Why is marriage still sacred?

Certain aspects of America were once sacrosanct. A families of those who died in service to the nation. The vision of America penned by Emma Lazarus and carved at the foot of the Statue of Liberty.

We believed in the rule of law, and that justice was blind. The only thing we held more sacred than the flag was our First Amendment right to protest its sanctification.

Truth was once inviolable, non-negotiable. The media’s role in reporting it was a sacred duty.

Even in the closest contests, we never doubted our elections were free and fair. We expected the vanquished would concede, lick their wounds and return in two years or four.

These principles were sacred to us and now, arguably, they are not. But, despite all of this, one American institution still remains sacred: marriage.

This week, Donald Trump’s wife sat with Anderson Cooper to defend her husband. Melania wanted to respond to the now-infamous Access Hollywood tape that captured the Republican nominee at the very least expressing interest in women outside the bonds of marriage. She also addressed the onslaught of sexual assault allegations against her husband that came as a result of the tape’s release.

One section in particular caught me:

I am very strong. People, they don’t really know me. People think and talk about me like ‘Oh, Melania. Poor Melania.’ Don’t feel sorry for me. Don’t feel sorry for me, I can handle everything.

It was strikingly similar to another famous wife defending her politician husband whose fidelity was, let’s say, questioned:

You know, I’m not some little woman standing here by my man like Tammy Wynette.

In each case, supporters saw strength in their woman’s decision to stand by their man, whether it be Melania Trump now, or Hillary Clinton almost 25 years earlier. Opponents saw weakness and labeled each delusional or naïve, Melania for likening her husband to a schoolboy, Hillary for admitting she thought she got the philandering out of Bill’s system.

These similarities are important. Marriage plays a much larger role in how we evaluate politicians than we’ll admit. The life-long commitment a married candidate upholds implies a similar moral steadfastness will govern his political decisions. Consider, there hasn’t been a bachelor elected president since James “Old Buck” Buchanan in 1856.

Today, male politicians who violate the bonds of marriage, either through dalliance or divorce, are considered untrustworthy and harder to elect in some circles. Trump’s multiple marriages were used as attack points by both Ted Cruz and Jeb Bush in the Republican primaries. Similarly, Bill Clinton’s dalliances were used to question his fitness to lead the country, making him the first President to be impeached since Andrew “The Tennessee Tailor” Johnson in 1868.

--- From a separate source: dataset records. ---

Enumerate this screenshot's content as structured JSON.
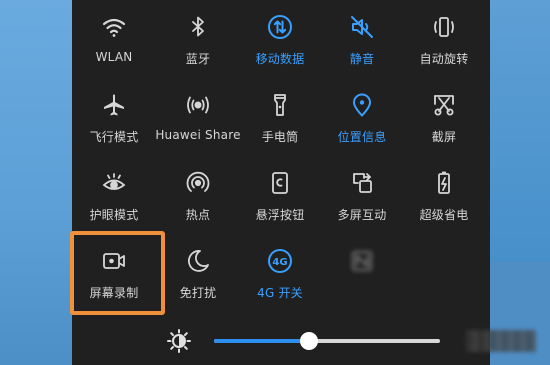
{
  "tiles": [
    {
      "label": "WLAN",
      "icon": "wifi-icon",
      "active": false
    },
    {
      "label": "蓝牙",
      "icon": "bluetooth-icon",
      "active": false
    },
    {
      "label": "移动数据",
      "icon": "mobile-data-icon",
      "active": true
    },
    {
      "label": "静音",
      "icon": "mute-icon",
      "active": true
    },
    {
      "label": "自动旋转",
      "icon": "auto-rotate-icon",
      "active": false
    },
    {
      "label": "飞行模式",
      "icon": "airplane-icon",
      "active": false
    },
    {
      "label": "Huawei Share",
      "icon": "huawei-share-icon",
      "active": false
    },
    {
      "label": "手电筒",
      "icon": "flashlight-icon",
      "active": false
    },
    {
      "label": "位置信息",
      "icon": "location-icon",
      "active": true
    },
    {
      "label": "截屏",
      "icon": "screenshot-icon",
      "active": false
    },
    {
      "label": "护眼模式",
      "icon": "eye-comfort-icon",
      "active": false
    },
    {
      "label": "热点",
      "icon": "hotspot-icon",
      "active": false
    },
    {
      "label": "悬浮按钮",
      "icon": "floating-button-icon",
      "active": false
    },
    {
      "label": "多屏互动",
      "icon": "multi-screen-icon",
      "active": false
    },
    {
      "label": "超级省电",
      "icon": "ultra-power-saving-icon",
      "active": false
    },
    {
      "label": "屏幕录制",
      "icon": "screen-record-icon",
      "active": false
    },
    {
      "label": "免打扰",
      "icon": "do-not-disturb-icon",
      "active": false
    },
    {
      "label": "4G 开关",
      "icon": "4g-icon",
      "active": true
    },
    {
      "label": "",
      "icon": "nfc-icon",
      "active": false
    }
  ],
  "brightness": {
    "level": 0.42,
    "icon": "brightness-icon"
  },
  "colors": {
    "active": "#3aa0ff",
    "inactive": "#d6d6d6",
    "panel": "#202020",
    "highlight": "#f0903a",
    "slider": "#2f8ff0"
  }
}
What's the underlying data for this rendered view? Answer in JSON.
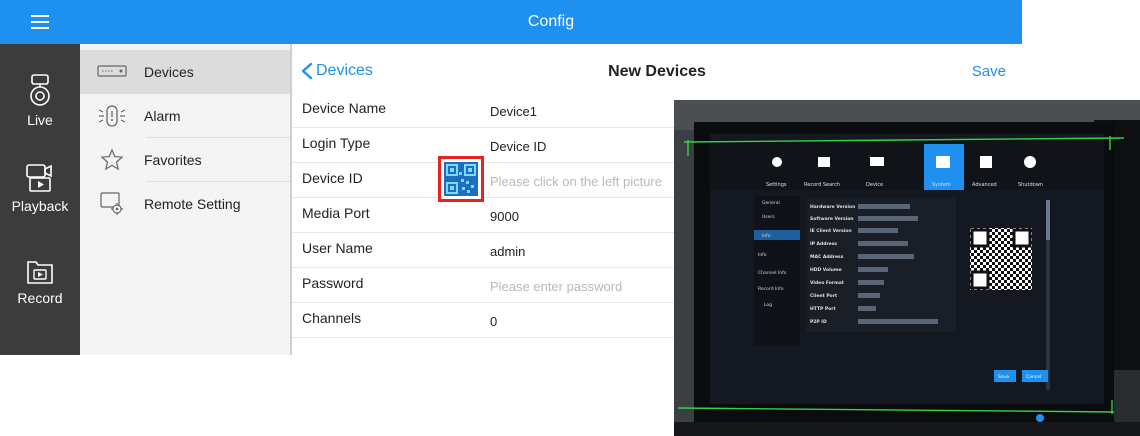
{
  "app": {
    "menu_icon": "hamburger-icon",
    "header_title": "Config"
  },
  "rail": {
    "items": [
      {
        "label": "Live",
        "icon": "camera-icon"
      },
      {
        "label": "Playback",
        "icon": "playback-video-icon"
      },
      {
        "label": "Record",
        "icon": "record-folder-icon"
      }
    ]
  },
  "menu": {
    "items": [
      {
        "label": "Devices",
        "icon": "dvr-device-icon",
        "active": true
      },
      {
        "label": "Alarm",
        "icon": "alarm-icon",
        "active": false
      },
      {
        "label": "Favorites",
        "icon": "star-icon",
        "active": false
      },
      {
        "label": "Remote Setting",
        "icon": "remote-setting-icon",
        "active": false
      }
    ]
  },
  "detail": {
    "back_label": "Devices",
    "title": "New Devices",
    "save_label": "Save",
    "fields": [
      {
        "label": "Device Name",
        "value": "Device1"
      },
      {
        "label": "Login Type",
        "value": "Device ID"
      },
      {
        "label": "Device ID",
        "placeholder": "Please click on the left picture"
      },
      {
        "label": "Media Port",
        "value": "9000"
      },
      {
        "label": "User Name",
        "value": "admin"
      },
      {
        "label": "Password",
        "placeholder": "Please enter password"
      },
      {
        "label": "Channels",
        "value": "0"
      }
    ]
  },
  "photo": {
    "toolbar": [
      "Settings",
      "Record Search",
      "Device",
      "System",
      "Advanced",
      "Shutdown"
    ],
    "sidebar": [
      "General",
      "Users",
      "Info",
      "Info",
      "Channel Info",
      "Record Info",
      "Log"
    ],
    "info_labels": [
      "Hardware Version",
      "Software Version",
      "IE Client Version",
      "IP Address",
      "MAC Address",
      "HDD Volume",
      "Video Format",
      "Client Port",
      "HTTP Port",
      "P2P ID"
    ],
    "buttons": [
      "Save",
      "Cancel"
    ],
    "colors": {
      "highlight": "#1e90f0",
      "scan_frame": "#36d14a"
    }
  },
  "colors": {
    "accent": "#1e90f0",
    "rail": "#3c3c3c",
    "highlight_box": "#e8231f"
  }
}
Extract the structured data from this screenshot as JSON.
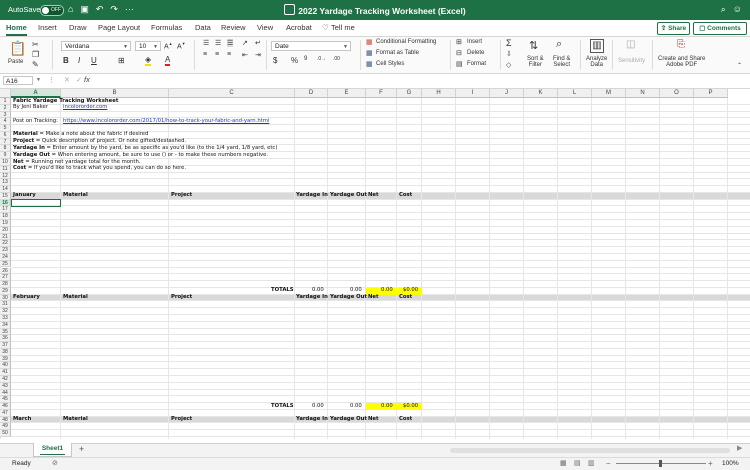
{
  "app": {
    "autosave_label": "AutoSave",
    "autosave_state": "OFF",
    "title": "2022 Yardage Tracking Worksheet (Excel)"
  },
  "menu_tabs": [
    "Home",
    "Insert",
    "Draw",
    "Page Layout",
    "Formulas",
    "Data",
    "Review",
    "View",
    "Acrobat",
    "Tell me"
  ],
  "share_label": "Share",
  "comments_label": "Comments",
  "ribbon": {
    "paste": "Paste",
    "font_name": "Verdana",
    "font_size": "10",
    "number_format": "Date",
    "conditional_formatting": "Conditional Formatting",
    "format_as_table": "Format as Table",
    "cell_styles": "Cell Styles",
    "insert": "Insert",
    "delete": "Delete",
    "format": "Format",
    "sort_filter": [
      "Sort &",
      "Filter"
    ],
    "find_select": [
      "Find &",
      "Select"
    ],
    "analyze_data": [
      "Analyze",
      "Data"
    ],
    "sensitivity": "Sensitivity",
    "create_share": [
      "Create and Share",
      "Adobe PDF"
    ]
  },
  "formula_bar": {
    "name_box": "A16",
    "fx": "fx"
  },
  "columns": [
    "A",
    "B",
    "C",
    "D",
    "E",
    "F",
    "G",
    "H",
    "I",
    "J",
    "K",
    "L",
    "M",
    "N",
    "O",
    "P"
  ],
  "selected_column": "A",
  "selected_row": "16",
  "row_numbers": [
    "1",
    "2",
    "3",
    "4",
    "5",
    "6",
    "7",
    "8",
    "9",
    "10",
    "11",
    "12",
    "13",
    "14",
    "15",
    "16",
    "17",
    "18",
    "19",
    "20",
    "21",
    "22",
    "23",
    "24",
    "25",
    "26",
    "27",
    "28",
    "29",
    "30",
    "31",
    "32",
    "33",
    "34",
    "35",
    "36",
    "37",
    "38",
    "39",
    "40",
    "41",
    "42",
    "43",
    "44",
    "45",
    "46",
    "47",
    "48",
    "49",
    "50"
  ],
  "sheet": {
    "title": "Fabric Yardage Tracking Worksheet",
    "by": "By Jeni Baker",
    "by_link": "incolororder.com",
    "post_label": "Post on Tracking:",
    "post_url": "https://www.incolororder.com/2017/01/how-to-track-your-fabric-and-yarn.html",
    "notes": [
      {
        "k": "Material",
        "v": " = Make a note about the fabric if desired"
      },
      {
        "k": "Project",
        "v": " = Quick description of project.  Or note gifted/destashed."
      },
      {
        "k": "Yardage In",
        "v": " = Enter amount by the yard, be as specific as you'd like (to the 1/4 yard, 1/8 yard, etc)"
      },
      {
        "k": "Yardage Out",
        "v": " = When entering amount, be sure to use () or - to make these numbers negative."
      },
      {
        "k": "Net",
        "v": " = Running net yardage total for the month."
      },
      {
        "k": "Cost",
        "v": " = If you'd like to track what you spend, you can do so here."
      }
    ],
    "headers": [
      "Material",
      "Project",
      "Yardage In",
      "Yardage Out",
      "Net",
      "Cost"
    ],
    "months": [
      {
        "name": "January",
        "row": "15",
        "totals_row": "29",
        "totals_label": "TOTALS",
        "yin": "0.00",
        "yout": "0.00",
        "net": "0.00",
        "cost": "$0.00"
      },
      {
        "name": "February",
        "row": "30",
        "totals_row": "46",
        "totals_label": "TOTALS",
        "yin": "0.00",
        "yout": "0.00",
        "net": "0.00",
        "cost": "$0.00"
      },
      {
        "name": "March",
        "row": "48"
      }
    ]
  },
  "sheet_tabs": [
    "Sheet1"
  ],
  "status": {
    "ready": "Ready",
    "zoom": "100%"
  },
  "colors": {
    "excel_green": "#1e7145",
    "header_band": "#d9d9d9",
    "highlight": "#ffff00"
  }
}
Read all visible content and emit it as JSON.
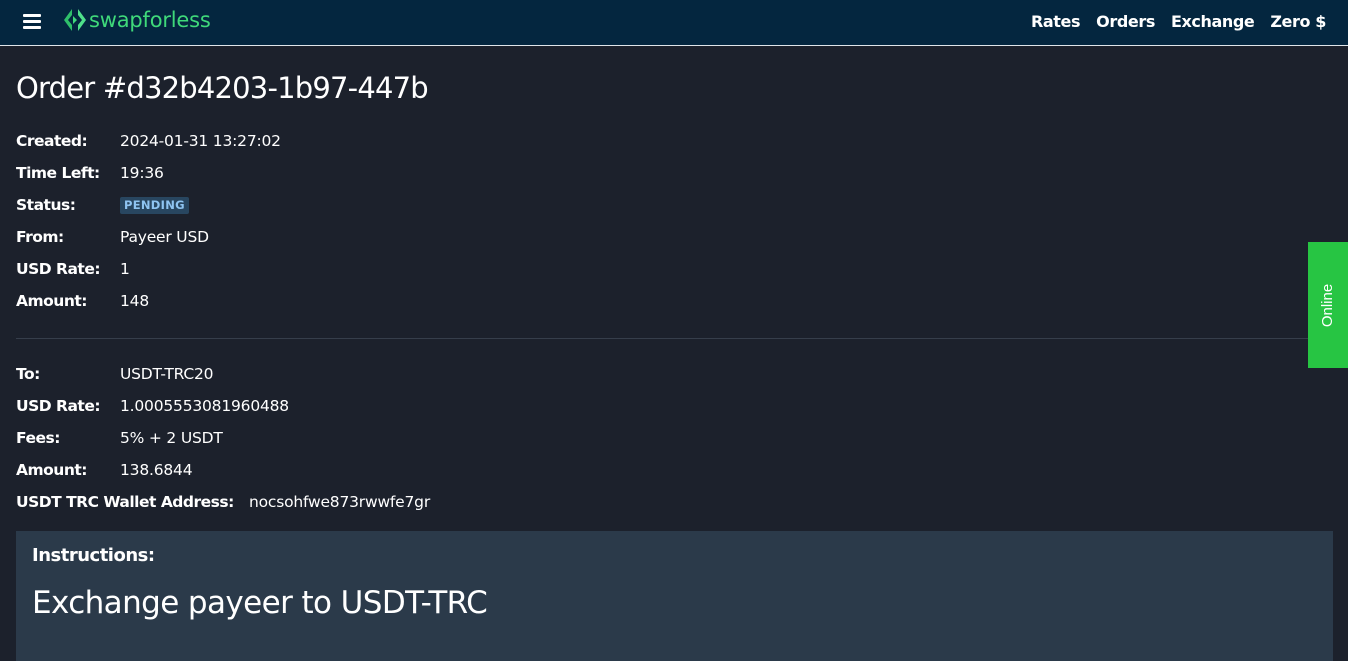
{
  "brand": {
    "name": "swapforless"
  },
  "nav": {
    "links": [
      "Rates",
      "Orders",
      "Exchange",
      "Zero $"
    ]
  },
  "order": {
    "title": "Order #d32b4203-1b97-447b",
    "from_details": [
      {
        "label": "Created:",
        "value": "2024-01-31 13:27:02"
      },
      {
        "label": "Time Left:",
        "value": "19:36"
      },
      {
        "label": "Status:",
        "value": "PENDING"
      },
      {
        "label": "From:",
        "value": "Payeer USD"
      },
      {
        "label": "USD Rate:",
        "value": "1"
      },
      {
        "label": "Amount:",
        "value": "148"
      }
    ],
    "to_details": [
      {
        "label": "To:",
        "value": "USDT-TRC20"
      },
      {
        "label": "USD Rate:",
        "value": "1.0005553081960488"
      },
      {
        "label": "Fees:",
        "value": "5% + 2 USDT"
      },
      {
        "label": "Amount:",
        "value": "138.6844"
      },
      {
        "label": "USDT TRC Wallet Address:",
        "value": "nocsohfwe873rwwfe7gr"
      }
    ]
  },
  "instructions": {
    "label": "Instructions:",
    "heading": "Exchange payeer to USDT-TRC"
  },
  "online_widget": {
    "label": "Online"
  },
  "colors": {
    "navbar_bg": "#04263f",
    "page_bg": "#1c212c",
    "brand_green": "#3fd97a",
    "badge_bg": "#284660",
    "badge_text": "#8fc4f1",
    "instructions_bg": "#2b3a4a",
    "online_green": "#27c543"
  }
}
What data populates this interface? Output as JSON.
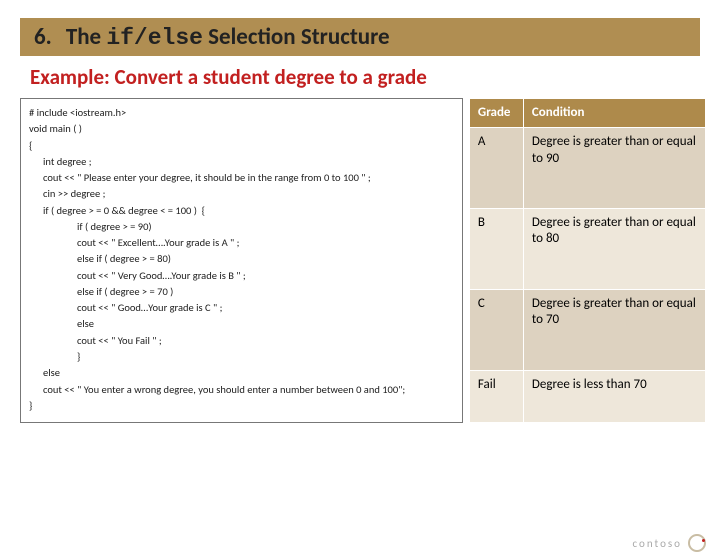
{
  "title": {
    "number": "6.",
    "pre": "The ",
    "mono": "if/else",
    "post": " Selection Structure"
  },
  "subtitle": "Example: Convert a student degree to a grade",
  "code": {
    "l0": "# include <iostream.h>",
    "l1": "void main ( )",
    "l2": "{",
    "l3": "int degree ;",
    "l4": "cout << \" Please enter your degree, it should be in the range from 0 to 100 \" ;",
    "l5": "cin >> degree ;",
    "l6": "if ( degree > = 0 && degree < = 100 )  {",
    "l7": "if ( degree > = 90)",
    "l8": "cout << \" Excellent….Your grade is A \" ;",
    "l9": "else if ( degree > = 80)",
    "l10": "cout << \" Very Good….Your grade is B \" ;",
    "l11": "else if ( degree > = 70 )",
    "l12": "cout << \" Good…Your grade is C \" ;",
    "l13": "else",
    "l14": "cout << \" You Fail \" ;",
    "l15": "}",
    "l16": "else",
    "l17": "cout << \" You enter a wrong degree, you should enter a number between 0 and 100\";",
    "l18": "}"
  },
  "table": {
    "headers": {
      "grade": "Grade",
      "condition": "Condition"
    },
    "rows": [
      {
        "grade": "A",
        "condition": "Degree is greater than or equal to  90"
      },
      {
        "grade": "B",
        "condition": "Degree is greater than or equal to  80"
      },
      {
        "grade": "C",
        "condition": "Degree is greater than or equal to  70"
      },
      {
        "grade": "Fail",
        "condition": "Degree is less than 70"
      }
    ]
  },
  "footer": {
    "brand": "contoso"
  }
}
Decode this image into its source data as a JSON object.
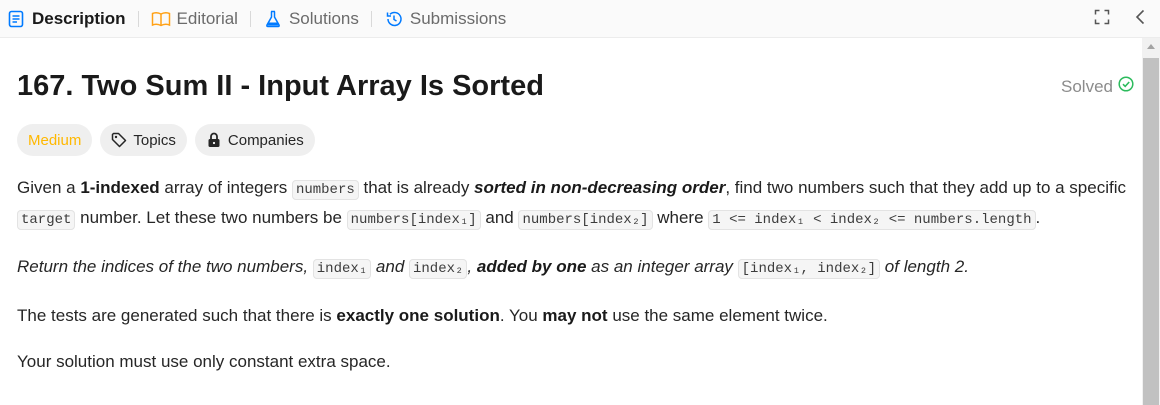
{
  "tabs": [
    {
      "label": "Description",
      "icon": "description-icon",
      "active": true
    },
    {
      "label": "Editorial",
      "icon": "book-icon",
      "active": false
    },
    {
      "label": "Solutions",
      "icon": "flask-icon",
      "active": false
    },
    {
      "label": "Submissions",
      "icon": "history-icon",
      "active": false
    }
  ],
  "problem": {
    "title": "167. Two Sum II - Input Array Is Sorted",
    "status": "Solved",
    "difficulty": "Medium",
    "chips": {
      "topics": "Topics",
      "companies": "Companies"
    }
  },
  "description": {
    "p1": {
      "t1": "Given a ",
      "b1": "1-indexed",
      "t2": " array of integers ",
      "c1": "numbers",
      "t3": " that is already ",
      "i1": "sorted in non-decreasing order",
      "t4": ", find two numbers such that they add up to a specific ",
      "c2": "target",
      "t5": " number. Let these two numbers be ",
      "c3": "numbers[index₁]",
      "t6": " and ",
      "c4": "numbers[index₂]",
      "t7": " where ",
      "c5": "1 <= index₁ < index₂ <= numbers.length",
      "t8": "."
    },
    "p2": {
      "i1": "Return the indices of the two numbers, ",
      "c1": "index₁",
      "i2": " and ",
      "c2": "index₂",
      "i3": ", ",
      "b1": "added by one",
      "i4": " as an integer array ",
      "c3": "[index₁, index₂]",
      "i5": " of length 2."
    },
    "p3": {
      "t1": "The tests are generated such that there is ",
      "b1": "exactly one solution",
      "t2": ". You ",
      "b2": "may not",
      "t3": " use the same element twice."
    },
    "p4": {
      "t1": "Your solution must use only constant extra space."
    }
  },
  "colors": {
    "medium": "#ffb800",
    "solved_check": "#2cbb5d",
    "tab_active_icon": "#007aff"
  }
}
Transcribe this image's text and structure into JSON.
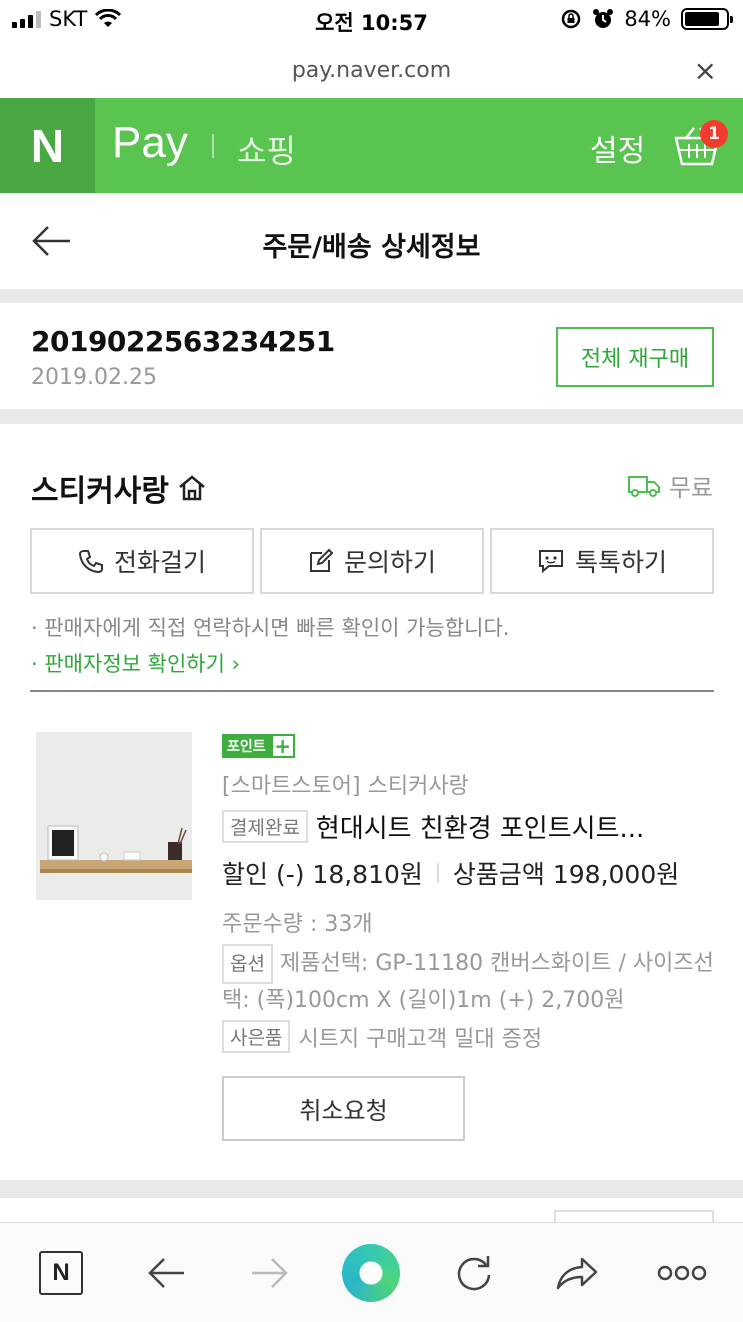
{
  "status_bar": {
    "carrier": "SKT",
    "time": "오전 10:57",
    "battery": "84%",
    "battery_level": 0.84
  },
  "browser": {
    "url": "pay.naver.com",
    "close_glyph": "×"
  },
  "header": {
    "logo": "N",
    "pay": "Pay",
    "shopping": "쇼핑",
    "settings": "설정",
    "cart_count": "1",
    "brand_color": "#5ac451"
  },
  "page": {
    "title": "주문/배송 상세정보"
  },
  "order": {
    "number": "2019022563234251",
    "date": "2019.02.25",
    "rebuy_label": "전체 재구매"
  },
  "seller": {
    "name": "스티커사랑",
    "shipping": "무료",
    "buttons": [
      {
        "label": "전화걸기",
        "icon": "phone-icon"
      },
      {
        "label": "문의하기",
        "icon": "edit-icon"
      },
      {
        "label": "톡톡하기",
        "icon": "chat-icon"
      }
    ],
    "notice": "판매자에게 직접 연락하시면 빠른 확인이 가능합니다.",
    "info_link": "판매자정보 확인하기"
  },
  "product": {
    "badge": "포인트",
    "badge_plus": "+",
    "store": "[스마트스토어] 스티커사랑",
    "status_tag": "결제완료",
    "name": "현대시트 친환경 포인트시트...",
    "discount": "할인 (-) 18,810원",
    "amount": "상품금액 198,000원",
    "quantity": "주문수량 : 33개",
    "option_tag": "옵션",
    "option_text": "제품선택: GP-11180 캔버스화이트 / 사이즈선택: (폭)100cm X (길이)1m (+) 2,700원",
    "gift_tag": "사은품",
    "gift_text": "시트지 구매고객 밀대 증정",
    "cancel_label": "취소요청"
  },
  "toolbar": {
    "home": "N"
  }
}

And yet, plenty of countries elect leaders for reasons divorced from their relationship to marriage. The cavorting of Italy’s Berlusconi made tabloids, but ultimately economic not erotic reasons brought his nine years as Italy’s prime minister to a close. French President Francois Hollande has famously had two affairs but he still leads that country (and oddly enough, Andorra).

The point is that, as the number of Americans who are unmarried continues to rise, why do we evaluate our candidates through a matrimonial lens? If patriotism, compassion, justice, freedom, democracy and the truth are no longer sacred, why is marriage?